The practices started on July 14, and will continue every Saturday until Sept. 7, when the meet will be hosted at the stadium.
“This is the first time that the Special Olympics have taken place on Marine Corps Base Quantico,” said Monique O’Neal, program manager, EFMP.” The best part about this event is that no experience is needed to participate and everyone that participates in the event will receive a dog tag medal regardless if the child wins or loses.”
We want people to sign up for the event, some people think that it is too late, but it is never too late, said O’Neal.
During this event, depending on how many people show up, we will break the children into buddy pairs, said O’Neal.
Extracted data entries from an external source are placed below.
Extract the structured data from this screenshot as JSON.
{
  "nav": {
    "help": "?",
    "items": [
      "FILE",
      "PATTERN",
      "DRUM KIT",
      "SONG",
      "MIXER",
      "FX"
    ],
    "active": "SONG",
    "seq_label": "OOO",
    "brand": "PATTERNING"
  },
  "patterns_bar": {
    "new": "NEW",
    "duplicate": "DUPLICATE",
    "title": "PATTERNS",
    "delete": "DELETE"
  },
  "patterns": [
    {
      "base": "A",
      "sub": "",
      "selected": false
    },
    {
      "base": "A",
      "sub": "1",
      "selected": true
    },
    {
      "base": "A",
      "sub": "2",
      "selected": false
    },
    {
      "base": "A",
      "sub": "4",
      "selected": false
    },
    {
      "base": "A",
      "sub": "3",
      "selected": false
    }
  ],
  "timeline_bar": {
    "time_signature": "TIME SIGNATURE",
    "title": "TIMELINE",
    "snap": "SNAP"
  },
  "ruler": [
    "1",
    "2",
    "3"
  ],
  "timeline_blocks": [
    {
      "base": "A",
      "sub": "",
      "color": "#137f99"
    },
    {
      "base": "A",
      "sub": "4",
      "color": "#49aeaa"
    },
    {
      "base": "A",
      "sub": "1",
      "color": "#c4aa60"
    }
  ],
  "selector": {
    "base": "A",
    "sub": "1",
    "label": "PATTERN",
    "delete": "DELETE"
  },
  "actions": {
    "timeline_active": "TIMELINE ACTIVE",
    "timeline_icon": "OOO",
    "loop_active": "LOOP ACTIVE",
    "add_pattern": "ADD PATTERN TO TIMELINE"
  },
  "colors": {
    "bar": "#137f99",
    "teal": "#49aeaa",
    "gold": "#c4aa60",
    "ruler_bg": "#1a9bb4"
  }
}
The event that includes a 25 to 50 meter run, triple ring jump, obstacle run, long jump, shuttle run and bean bag throws.
The children will be able to practice in the entire event before the actual competition in order to get build familiarity, said O’Neal. So when it comes time to actually compete they will not be in shock, O’Neal said.
“I brought my son out to the event because I thought it would give him a chance to have some fun,” said Steven McGettrick, father. “He loves sports, so this was the perfect place to take him and let him enjoy himself.”
For McGettrick, the competition isn’t the goal, his son’s happiness is.
“I will continue to bring him to these practices as long as he has fun,” McGettrick said.
This is a new experience for him and we are trying it out to see if he enjoys it or not, he said
“I don’t know who had more fun, the kids or the parents watching the kids have fun,” said O’Neal. “You can really feel the energy that the kids are giving off.”